EDO clients, Bushfire Survivors for Climate Action(BSCA) is celebrating today’s ruling from the NSW Land and Environment Court that the NSW Environment Protection Authority has a duty to take serious action on greenhouse gas emissions and climate change.
It is the first time that an Australian Court has ordered a government to take meaningful action on climate change.
“This is a significant win for everyone who has been affected by bushfires,” said Jo Dodds, Bushfire Survivors for Climate Action President.
“BSCA members have been working for years to rebuild their homes, their lives and their communities. This ruling means they can do so with confidence that the EPA must now also work to reduce greenhouse gas emissions in the state. Global warming is creating the conditions that can lead to hotter and fiercer fires, and all of us need to work to make sure we’re doing everything we can to prevent a disaster like we saw during 2019 and 2020.
“We are extremely grateful to the Environmental Defenders Office for their tireless efforts in pursuing the case.”
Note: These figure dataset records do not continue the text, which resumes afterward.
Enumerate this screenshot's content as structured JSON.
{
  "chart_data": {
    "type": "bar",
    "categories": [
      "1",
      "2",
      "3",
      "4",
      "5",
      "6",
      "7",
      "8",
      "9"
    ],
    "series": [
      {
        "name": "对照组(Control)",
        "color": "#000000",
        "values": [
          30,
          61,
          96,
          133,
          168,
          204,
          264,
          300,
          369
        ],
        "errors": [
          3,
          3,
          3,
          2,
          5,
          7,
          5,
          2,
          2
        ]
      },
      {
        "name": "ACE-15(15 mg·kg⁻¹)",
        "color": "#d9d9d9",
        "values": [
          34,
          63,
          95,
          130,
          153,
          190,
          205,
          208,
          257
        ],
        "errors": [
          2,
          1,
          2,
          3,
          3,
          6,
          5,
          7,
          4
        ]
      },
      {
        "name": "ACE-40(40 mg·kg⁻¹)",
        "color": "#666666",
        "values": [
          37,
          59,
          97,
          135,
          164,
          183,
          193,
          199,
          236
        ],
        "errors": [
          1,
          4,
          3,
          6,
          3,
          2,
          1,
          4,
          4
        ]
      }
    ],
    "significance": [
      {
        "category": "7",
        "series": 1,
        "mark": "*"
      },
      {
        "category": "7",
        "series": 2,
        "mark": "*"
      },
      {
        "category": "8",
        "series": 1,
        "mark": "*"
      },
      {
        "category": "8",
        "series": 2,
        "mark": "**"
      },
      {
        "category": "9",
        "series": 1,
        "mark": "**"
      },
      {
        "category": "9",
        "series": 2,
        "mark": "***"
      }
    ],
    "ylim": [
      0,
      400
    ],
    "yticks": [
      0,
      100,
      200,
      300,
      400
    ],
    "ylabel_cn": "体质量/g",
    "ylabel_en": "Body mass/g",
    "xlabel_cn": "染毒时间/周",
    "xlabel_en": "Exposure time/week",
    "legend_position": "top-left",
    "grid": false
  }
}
BSCA sought to compel the NSW EPA to develop policies that measure and regulate greenhouse gasses in the state. As part of the case, BSCA presented expert scientific evidence from former Australian Chief Scientist Professor Penny Sackett on the links between bushfires and climate change.
“This is a very significant legal decision,” EDO Director of Legal Strategy Elaine Johnson said. “This is the first time an Australian court has ruled on a government agency failing to perform a statutory duty to address climate change.
“What it means is that the court has found the NSW Environment Protection Authority is compelled by its own legislation to seriously address the state’s greenhouse gas emissions and climate change.
“As our lead environmental regulator, the EPA has the power to take immediate action on climate change, for example, by putting a price on carbon, or requiring industry to reduce emissions to safe levels through the licences. Now, the EPA has been ordered to take action.
“The most recent IPCC report confirmed that the next ten years are critical, and we need to be pursuing urgent and deep reductions in emissions now in order to avoid the very worst impacts of climate change.
“Today’s decision is a major step forward in holding government to account on climate policy.”
The court’s ruling means that the EPA has been ordered to develop environmental quality objectives guidelines and policies to ensure protection from climate change.
The EPA has been ordered to pay BSCA’s costs.
Elaine Johnson is the Solicitor on Record for BSCA and Matt Floro is the Senior Solicitor with carriage of this matter. EDO would like to thank Richard Beasley SC and David Hume of Counsel for their generous assistance.
Climate Evidence Presented
The case marked the first time an Australian court has allowed evidence on climate change to be heard in a case involving an alleged failure by a government agency to perform a statutory duty.
Former chief scientist Professor Penny Sackett told the court that:
“We know we’re in a dangerous situation now. I personally don’t want it to be any more dangerous.
“1.5 (degrees warming) is not a magical temperature … however, the thing that does distinguish it is that … this is still a target that we can meet. When I say we, I mean globally, the world.”
The court also heard that EDO’s clients would like to tender further evidence from Professor Sackett in light of the IPCC’s dire 6th report on climate change, released on the day the hearing began.
Richard Beasley SC told the court, “We already know that the NSW environment is suffering under the impacts of climate change right now. We know that the impacts are likely to get much greater without extraordinary measures being taken.
“There could hardly be more significant pollutants now for the environment than greenhouse gas emissions. And so we say that the duty imposed on the EPA is one that must respond to the level of threat that the NSW environment faces.
“The threat is of significant damage to the environment, not just to NSW, but the globe, if there is temperature rise of 1.5 degrees or more. The science is just clear on that, and frankly, it’s been clear for a while.”
The three-day hearing took place in August before Chief Judge Preston in the NSW Land and Environment Court.
Empowering the NSW EPA to Prevent Climate Pollution
Last year, EDO published a report: Empowering the EPA to prevent climate pollution.
In this report, we examine how the NSW EPA can put in place mechanisms to reduce greenhouse gas emissions using its existing powers to control pollution and waste.